Ménageant ses effets, Vincent est d'abord revenu seul au piano, puis il fût rejoint par ses camarades pour "Time", un blues bien sympa qui a permis de bien apprécier la voix et la profondeur du son d'un sax baryton. Ils ont ensuite attaqué "Let my people sing", un titre plus ancien que Vincent termine 'a capella' avec le public.

Pour que la fête soit totale, Vinz appelle d'abord le duo de Soul Rev à remonter en scène puis tout le groupe Foolish King. Douze sur scène, il empoigne la guitare pour laisser son clavier à Julien et l'affaire se conclura sur un très très long "Rock steady", morceau de bravoure de Charlie Dales qui s'est défoncée les cordes vocales pour un public qui en voulait toujours plus. Une grande soirée de funk, soul, R&B, etc.

Gilbert Béreau. Photos Jean-Pierre Vinel.

 

FOOLISH KING

STRANGE LIFE

AUTOPRODUIT. JANVIER 2016.

 

1. Make the good times come
2. What a day
3. I wanna shout it loud
    4. What do you believe
    5. You left me on my own
    6. Strange life


Six compositions de nos gaillards pour ce qu'ils appellent fort modestement un EP. En fait voilà un disque qui dure 38 mn et j'ai tripoté quantité de CD, baptisés albums, qui offraient bien moins de musique !!! Bien évidemment, les plages sont celles citées ci-dessus lors du compte-rendu de présentation de ce que moi, j'appelle un album.
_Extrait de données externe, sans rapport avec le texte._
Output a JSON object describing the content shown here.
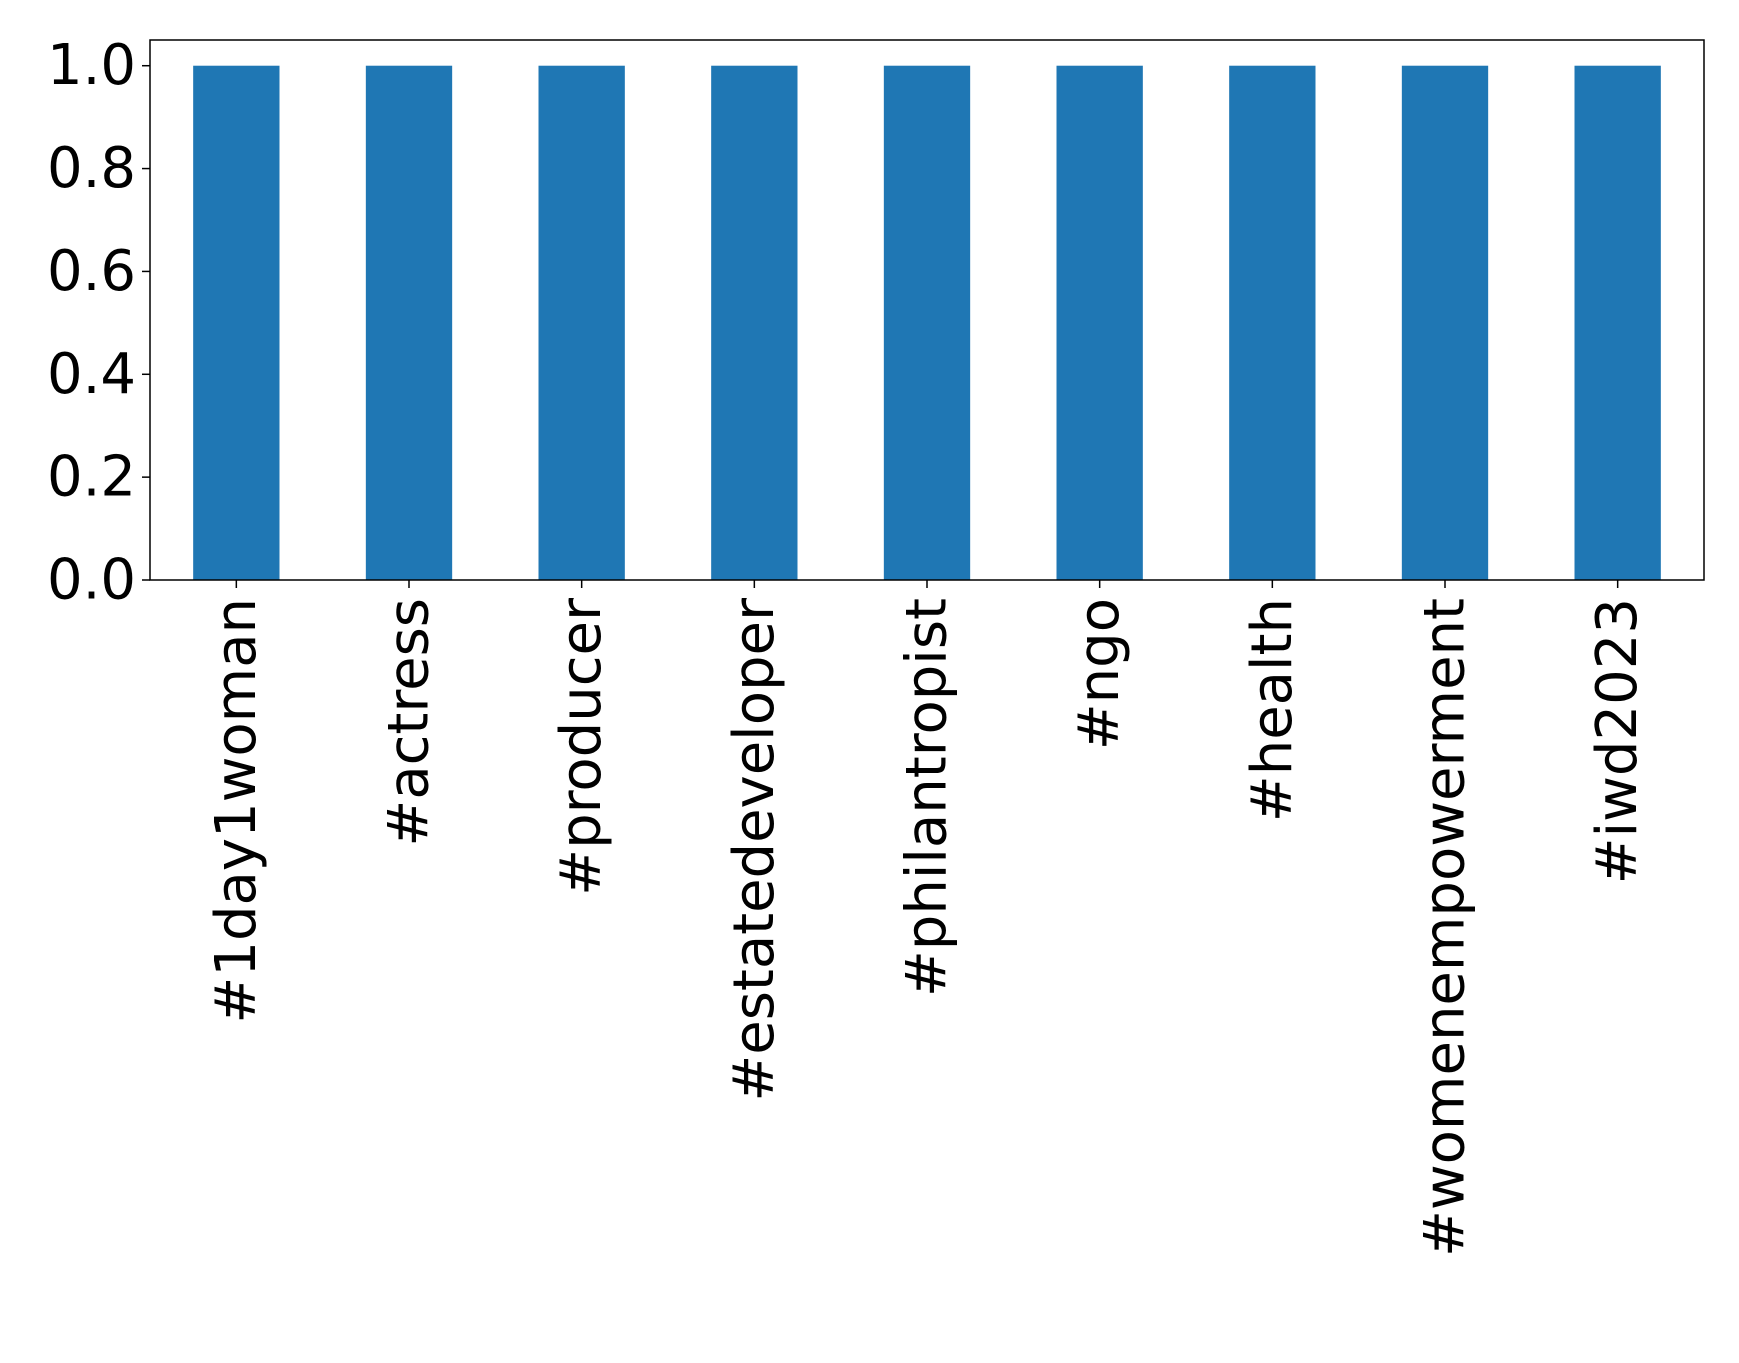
{
  "chart_data": {
    "type": "bar",
    "title": "",
    "xlabel": "",
    "ylabel": "",
    "categories": [
      "#1day1woman",
      "#actress",
      "#producer",
      "#estatedeveloper",
      "#philantropist",
      "#ngo",
      "#health",
      "#womenempowerment",
      "#iwd2023"
    ],
    "values": [
      1.0,
      1.0,
      1.0,
      1.0,
      1.0,
      1.0,
      1.0,
      1.0,
      1.0
    ],
    "ylim": [
      0,
      1.05
    ],
    "yticks": [
      "0.0",
      "0.2",
      "0.4",
      "0.6",
      "0.8",
      "1.0"
    ],
    "bar_color": "#1f77b4",
    "grid": false,
    "legend": "none",
    "xtick_rotation": "vertical"
  }
}
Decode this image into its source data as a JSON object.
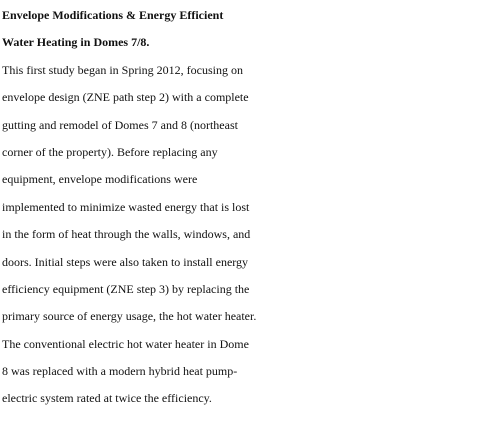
{
  "document": {
    "title_lines": [
      "Envelope Modifications & Energy Efficient",
      "Water Heating in Domes 7/8."
    ],
    "body_lines": [
      "This first study began in Spring 2012, focusing on",
      "envelope design (ZNE path step 2) with a complete",
      "gutting and remodel of Domes 7 and 8 (northeast",
      "corner of the property). Before replacing any",
      "equipment, envelope modifications were",
      "implemented to minimize wasted energy that is lost",
      "in the form of heat through the walls, windows, and",
      "doors. Initial steps were also taken to install energy",
      "efficiency equipment (ZNE step 3) by replacing the",
      "primary source of energy usage, the hot water heater.",
      "The conventional electric hot water heater in Dome",
      "8 was replaced with a modern hybrid heat pump-",
      "electric system rated at twice the efficiency."
    ]
  }
}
Mes préférences sont bien sûr les mêmes et j'aime beaucoup "What a day", "You left me on my own" qui mettent en valeur la voix de Charlie et l'orgue de Julien. Reste le titre phare en dernière plage qui permet à tous les musiciens de briller et qui est annoncé pour durer près de 11:30. En fait il se termine au bout d'environ six minutes puis démarre un morceau caché, un instrumental bien sympa dans lequel l'orgue de Julien discute avec la guitare de Charlie pendant près de cinq minutes.
La galette a été enregistrée et mixée par Victor, le bassiste et le design de la jaquette a été confié à Charlie Dufau aussi bon avec un crayon qu'avec sa guitare ! Il m'avait déjà épaté avec la couverture d'un album franchement artisanal du trio 'Electric Boots' ;  mais là, avec couleurs, c'est très beau !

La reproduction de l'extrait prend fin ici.